#  JHU CSSE  - Novel Coronavirus (COVID-19) Cases dataset

In [None]:
import altair as alt
from functools import reduce
import numpy as np
import os
import pandas as pd
import wget

In [None]:
countries = ['US', 'Italy', 'China', 'Spain', 'Germany', 'France', 'Iran', 'United Kingdom', 'Switzerland']

In [None]:
BASE_PATH = os.path.abspath(os.path.curdir)

### Dataset

**Novel Coronavirus (COVID-19) Cases, provided by JHU CSSE**

The Johns Hopkins CSSE aggregates data from primary sources, such as the World Health Organisation, national, and regional public health institutions.

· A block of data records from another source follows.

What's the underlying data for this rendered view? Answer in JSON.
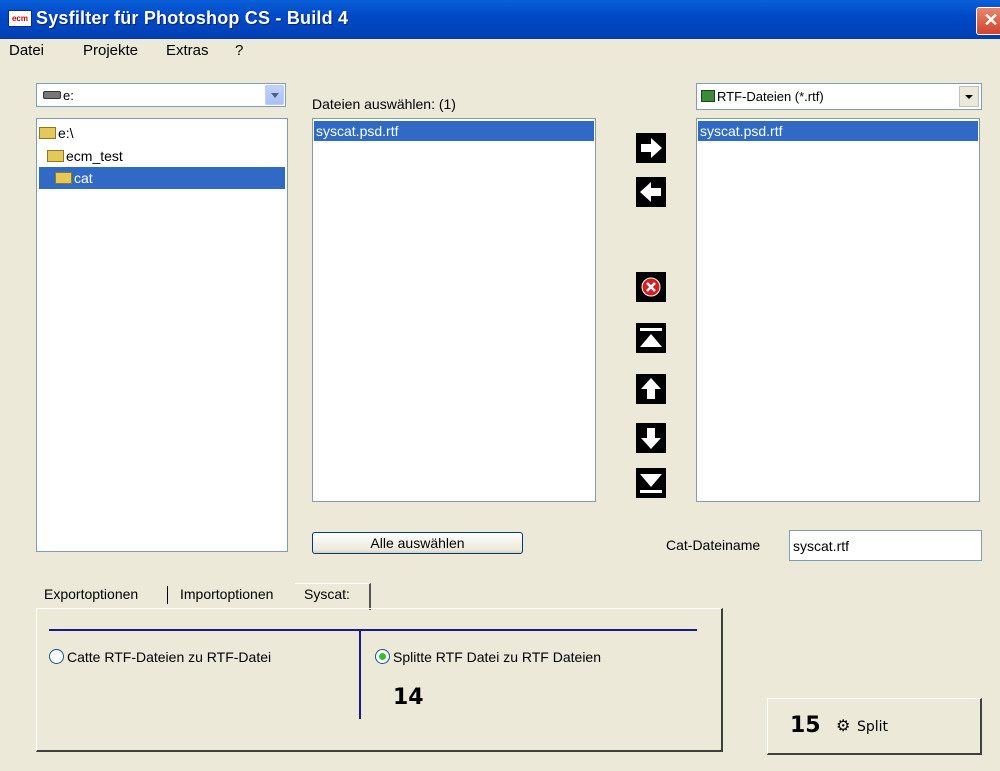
{
  "window": {
    "title": "Sysfilter für Photoshop CS - Build 4",
    "icon_text": "ecm"
  },
  "menu": [
    "Datei",
    "Projekte",
    "Extras",
    "?"
  ],
  "drive_combo": {
    "value": "e:"
  },
  "folder_tree": [
    {
      "label": "e:\\",
      "selected": false
    },
    {
      "label": "ecm_test",
      "selected": false
    },
    {
      "label": "cat",
      "selected": true
    }
  ],
  "files_panel": {
    "label": "Dateien auswählen: (1)",
    "items": [
      "syscat.psd.rtf"
    ],
    "select_all_label": "Alle auswählen"
  },
  "filter_combo": {
    "value": "RTF-Dateien (*.rtf)"
  },
  "selected_panel": {
    "items": [
      "syscat.psd.rtf"
    ]
  },
  "cat_filename": {
    "label": "Cat-Dateiname",
    "value": "syscat.rtf"
  },
  "tabs": [
    "Exportoptionen",
    "Importoptionen",
    "Syscat:"
  ],
  "syscat": {
    "option_cat": "Catte RTF-Dateien zu RTF-Datei",
    "option_split": "Splitte RTF Datei zu RTF Dateien",
    "annotation_14": "14"
  },
  "split_button": {
    "annotation": "15",
    "label": "Split"
  }
}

This data is made freely available and is updated every day

[Source](https://github.com/CSSEGISandData/COVID-19)

## Getting data

In [None]:
# url of the raw csv dataset
# urls = [
#     'https://raw.githubusercontent.com/CSSEGISandData/COVID-19/master/csse_covid_19_data/csse_covid_19_time_series/time_series_covid19_confirmed_global.csv',
#     'https://raw.githubusercontent.com/CSSEGISandData/COVID-19/master/csse_covid_19_data/csse_covid_19_time_series/time_series_covid19_deaths_global.csv',
#     'https://raw.githubusercontent.com/CSSEGISandData/COVID-19/master/csse_covid_19_data/csse_covid_19_time_series/time_series_covid19_recovered_global.csv'
# ]
# [wget.download(url) for url in urls]

In [None]:
def get_files(base_path):

    for d in os.listdir(base_path):
        if os.path.isfile(os.path.join(base_path, d)):
            if len(d) == 1:
                yield os.path.join(base_path, d)
        else:
            for f in get_files(os.path.join(base_path, d)):
                yield f


urls = list(get_files(BASE_PATH))
urls

In [None]:
# confirmed_df = pd.read_csv('time_series_covid19_confirmed_global.csv')
# deaths_df = pd.read_csv('time_series_covid19_deaths_global.csv')
# recovered_df = pd.read_csv('time_series_covid19_recovered_global.csv')

In [None]:
df_list = [pd.read_csv(file) for file in urls]

In [None]:
# confirmed_df.columns
df_list[0].columns

In [None]:
# confirmed_df.columns[4:]
df_list[0].columns[4:]

## Unpivot DataFrames from current wide format into long format

In [None]:
# dates = confirmed_df.columns[4:]

# confirmed_df_long = confirmed_df.melt(
#     id_vars=['Province/State', 'Country/Region', 'Lat', 'Long'], 
#     value_vars=dates, 
#     var_name='Date', 
#     value_name='Confirmed'
# )
# deaths_df_long = deaths_df.melt(
#     id_vars=['Province/State', 'Country/Region', 'Lat', 'Long'], 
#     value_vars=dates, 
#     var_name='Date', 
#     value_name='Deaths'
# )
# recovered_df_long = recovered_df.melt(
#     id_vars=['Province/State', 'Country/Region', 'Lat', 'Long'], 
#     value_vars=dates, 
#     var_name='Date', 
#     value_name='Recovered'
# )

In [None]:
dates = df_list[0].columns[4:]

confirmed_df_long = df_list[0].melt(
    id_vars=['Province/State', 'Country/Region', 'Lat', 'Long'], 
    value_vars=dates,
    var_name='Date', 
    value_name='Confirmed'
)
deaths_df_long = df_list[1].melt(
    id_vars=['Province/State', 'Country/Region', 'Lat', 'Long'], 
    value_vars=dates, 
    var_name='Date', 
    value_name='Deaths'
)
recovered_df_long = df_list[2].melt(
    id_vars=['Province/State', 'Country/Region', 'Lat', 'Long'], 
    value_vars=dates, 
    var_name='Date', 
    value_name='Recovered'
)

We have to remove recovered data for Canada due to mismatch issue (🤷‍♂ Canada recovered data is counted by Country-wise rather than Province/State-wise)

In [None]:
recovered_df_long = recovered_df_long[recovered_df_long['Country/Region']!='Canada']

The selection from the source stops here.